Bordeaux, le 10 novembre 2021

Madame la Rectrice,

En septembre dernier, les organisations signataires ont pris connaissance avec consternation de la campagne d’affiches « C’est ça la laïcité » lancée par le ministère, puis du livret et des discours qui les accompagnent. Nous nous inquiétons de la définition de la laïcité qui ressort de ces publications ministérielles.

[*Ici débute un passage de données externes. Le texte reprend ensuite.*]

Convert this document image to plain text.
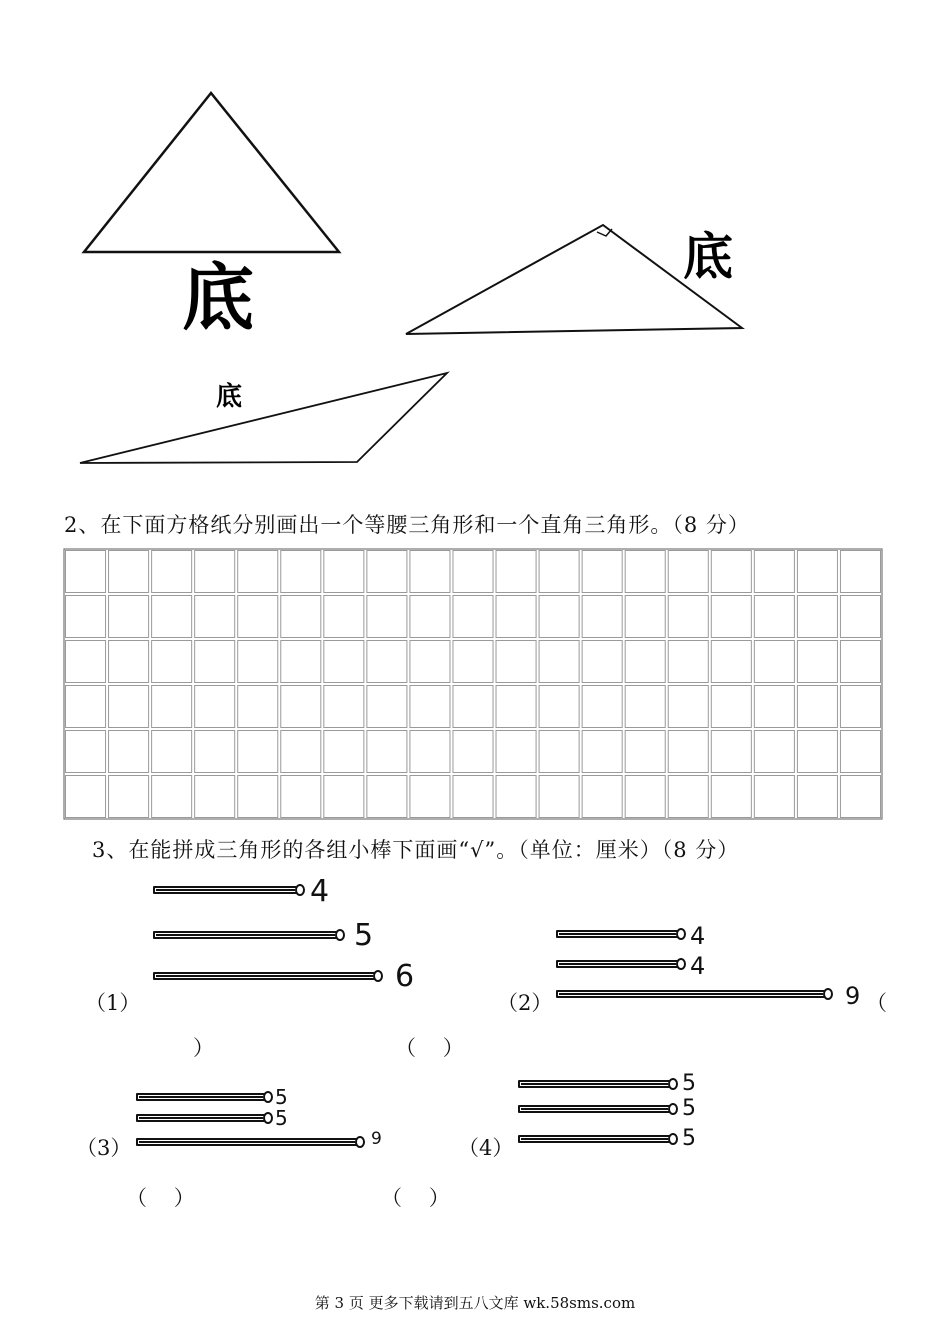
底	底
底
2、在下面方格纸分别画出一个等腰三角形和一个直角三角形。（8 分）
3、在能拼成三角形的各组小棒下面画“√”。（单位：厘米）（8 分）
4
5
6
（1）
）	（    ）
4
4
9
（2）	（
5
5
9
（3）
（    ）
5
5
5
（4）
（    ）
第 3 页 更多下载请到五八文库 wk.58sms.com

D’une part, ces affiches mettent caricaturalement en scène des enfants, mettant systématiquement en avant l’origine étrangère de l’un ou l’autre d’entre eux en paraissant impliquer l’existence d’une tension entre l’origine étrangère et le respect de la liberté de conscience. L’impression est que le ministère voit la présence d’enfants d’origine étrangère à l’école comme une source de problèmes. Il s’agit d’un déplacement du concept de la laïcité vers des stéréotypes ethniques aux antipodes de son objet réel. Ces affiches sont à l’opposé du véritable principe républicain de laïcité, fondée sur le respect de la liberté de conscience et l’égalité des droits. Nous y voyons une volonté d’entretenir une confusion délétère entre le principe de laïcité et des questions de diversité ethnico-religieuses sans rapport avec la loi de 1905.

Par ailleurs, le ministre brille par sa complaisance envers l’enseignement privé confessionnel sous contrat, et par sa proximité avec les lobbys engagés pour le chèque éducation. La mise en œuvre de la scolarité obligatoire dès 3 ans représente ainsi un cadeau financier supplémentaire à l’école privée confessionnelle dans le cadre de la loi Debré. Comment prendre au sérieux ces revendications outrancières de laïcité dans de telles conditions ?

Le ministère se prévaut d’une conception de la laïcité coupée de son histoire, tout en se revendiquant du droit et des principes constitutionnels. Mais cette vision est contredite par la loi de 1905 et par la Déclaration des Droits de l’Homme et du Citoyen, qui fonde le bloc de constitutionnalité en matière de libertés publiques. Faut-il comprendre qu’une réforme législative ou constitutionnelle touchant à la liberté de conscience dans les services publics est à l’ordre du jour ? Comment cette conception s’articule-t-elle avec la loi dite séparatisme, qui participe de la même orientation ?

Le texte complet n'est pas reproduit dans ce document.